Wednesday, October 26, 2011
It has been said that the first year is the hardest. One year later, I can agree with that statement. I never would have imagined life without Mom and even now, my life feels like it is missing her. The dinner table is missing a table setting and there is an empty spot in pictures where she used to sit.
The holidays were horrifically sad, but we survived. My birthday, her birthday, and my parent’s anniversary was tearful, but life goes on. I am not sure how, but somehow it does. There is a moment when time changes. One day I miss her, one day I think I can do life without her, and other days when I sit and cry.
Mother’s day, I broke down. I sat on an airplane and balled my eyes out. I hear my friends say they are going to lunch with their mom, and I get sad.

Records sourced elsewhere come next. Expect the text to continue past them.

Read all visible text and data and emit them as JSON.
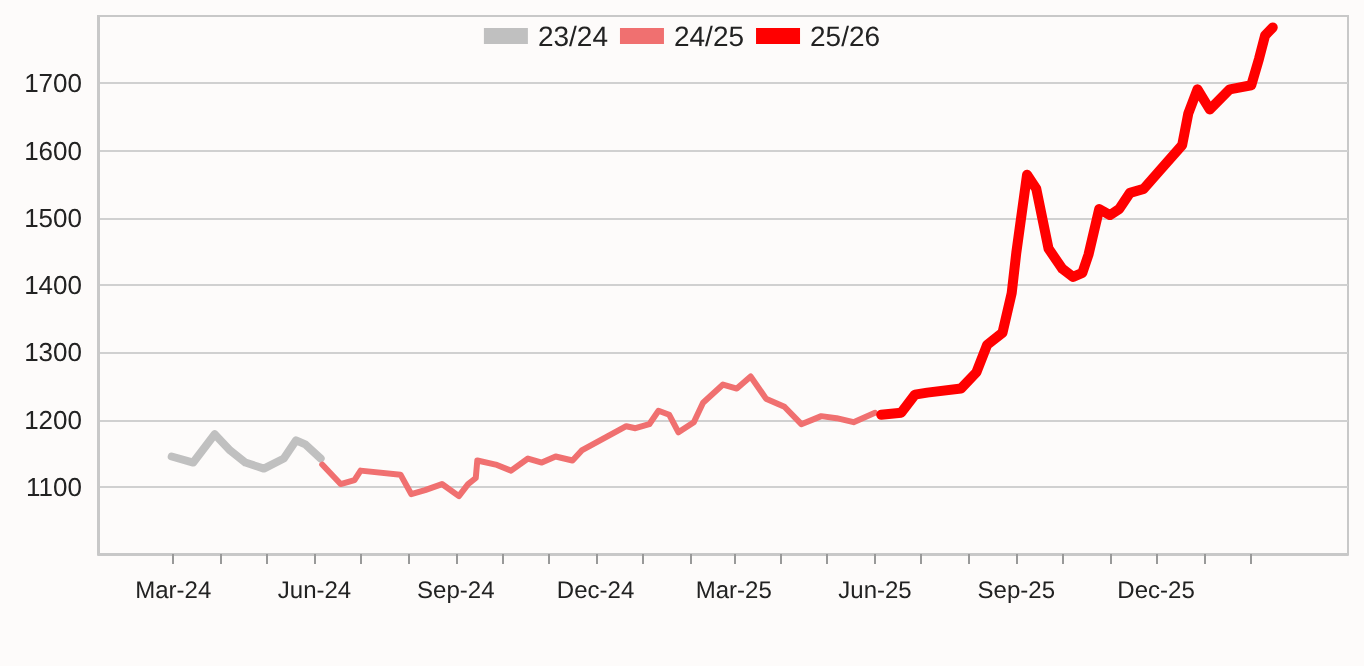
{
  "chart_data": {
    "type": "line",
    "legend": "top",
    "grid": "y",
    "marker": "none",
    "line_style": "solid",
    "xlim": [
      "2024-01-12",
      "2026-04-05"
    ],
    "xticks": [
      {
        "value": "2024-03-01",
        "label": "Mar-24"
      },
      {
        "value": "2024-04-01",
        "label": null
      },
      {
        "value": "2024-05-01",
        "label": null
      },
      {
        "value": "2024-06-01",
        "label": "Jun-24"
      },
      {
        "value": "2024-07-01",
        "label": null
      },
      {
        "value": "2024-08-01",
        "label": null
      },
      {
        "value": "2024-09-01",
        "label": "Sep-24"
      },
      {
        "value": "2024-10-01",
        "label": null
      },
      {
        "value": "2024-11-01",
        "label": null
      },
      {
        "value": "2024-12-01",
        "label": "Dec-24"
      },
      {
        "value": "2025-01-01",
        "label": null
      },
      {
        "value": "2025-02-01",
        "label": null
      },
      {
        "value": "2025-03-01",
        "label": "Mar-25"
      },
      {
        "value": "2025-04-01",
        "label": null
      },
      {
        "value": "2025-05-01",
        "label": null
      },
      {
        "value": "2025-06-01",
        "label": "Jun-25"
      },
      {
        "value": "2025-07-01",
        "label": null
      },
      {
        "value": "2025-08-01",
        "label": null
      },
      {
        "value": "2025-09-01",
        "label": "Sep-25"
      },
      {
        "value": "2025-10-01",
        "label": null
      },
      {
        "value": "2025-11-01",
        "label": null
      },
      {
        "value": "2025-12-01",
        "label": "Dec-25"
      },
      {
        "value": "2026-01-01",
        "label": null
      },
      {
        "value": "2026-02-01",
        "label": null
      }
    ],
    "ylim": [
      1000,
      1800
    ],
    "yticks": [
      1100,
      1200,
      1300,
      1400,
      1500,
      1600,
      1700
    ],
    "series": [
      {
        "name": "23/24",
        "color": "#c0c0c0",
        "x": [
          "2024-02-29",
          "2024-03-14",
          "2024-03-28",
          "2024-04-07",
          "2024-04-17",
          "2024-04-29",
          "2024-05-12",
          "2024-05-20",
          "2024-05-26",
          "2024-06-05"
        ],
        "values": [
          1145,
          1136,
          1178,
          1154,
          1136,
          1127,
          1142,
          1169,
          1163,
          1142
        ]
      },
      {
        "name": "24/25",
        "color": "#f07070",
        "x": [
          "2024-06-06",
          "2024-06-18",
          "2024-06-27",
          "2024-07-01",
          "2024-07-27",
          "2024-08-03",
          "2024-08-12",
          "2024-08-23",
          "2024-09-03",
          "2024-09-09",
          "2024-09-14",
          "2024-09-15",
          "2024-09-27",
          "2024-10-07",
          "2024-10-18",
          "2024-10-27",
          "2024-11-05",
          "2024-11-16",
          "2024-11-22",
          "2024-12-21",
          "2024-12-27",
          "2025-01-05",
          "2025-01-11",
          "2025-01-18",
          "2025-01-24",
          "2025-02-03",
          "2025-02-09",
          "2025-02-22",
          "2025-03-03",
          "2025-03-12",
          "2025-03-22",
          "2025-04-03",
          "2025-04-14",
          "2025-04-27",
          "2025-05-07",
          "2025-05-18",
          "2025-06-01"
        ],
        "values": [
          1133,
          1104,
          1110,
          1124,
          1118,
          1089,
          1095,
          1104,
          1086,
          1104,
          1113,
          1139,
          1133,
          1124,
          1142,
          1136,
          1145,
          1139,
          1154,
          1190,
          1187,
          1193,
          1213,
          1207,
          1181,
          1196,
          1225,
          1252,
          1246,
          1264,
          1231,
          1219,
          1193,
          1205,
          1202,
          1196,
          1210
        ]
      },
      {
        "name": "25/26",
        "color": "#ff0000",
        "x": [
          "2025-06-05",
          "2025-06-18",
          "2025-06-27",
          "2025-07-05",
          "2025-07-27",
          "2025-08-06",
          "2025-08-13",
          "2025-08-23",
          "2025-08-29",
          "2025-09-01",
          "2025-09-08",
          "2025-09-14",
          "2025-09-22",
          "2025-10-01",
          "2025-10-08",
          "2025-10-14",
          "2025-10-18",
          "2025-10-25",
          "2025-11-01",
          "2025-11-07",
          "2025-11-14",
          "2025-11-23",
          "2025-12-01",
          "2025-12-18",
          "2025-12-22",
          "2025-12-28",
          "2026-01-05",
          "2026-01-18",
          "2026-02-01",
          "2026-02-06",
          "2026-02-10",
          "2026-02-15"
        ],
        "values": [
          1207,
          1210,
          1237,
          1240,
          1246,
          1270,
          1311,
          1329,
          1388,
          1448,
          1564,
          1543,
          1454,
          1424,
          1412,
          1418,
          1445,
          1513,
          1504,
          1513,
          1537,
          1543,
          1564,
          1608,
          1655,
          1691,
          1661,
          1691,
          1697,
          1736,
          1771,
          1783
        ]
      }
    ]
  }
}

I wish I had Mom to go to lunch with. I hear my friends call their mom, and I get jealousy. I wish I had Mom to call.
Mom was a model of will power and instilled in me the determination to achieving anything my heart desires. She showed me how to give freely and love everyone. Because of her, I rode my bike across America. I know she is up in heaven watching over me and guiding all my moves.
A year has gone by and I miss Mom. When I close my eyes, I try to remember her as the healthy vibrant lady that would hug me tight. Her unconditional love and constant encouragement turned me into the person I am today. She makes me want to liveSTRONG everyday.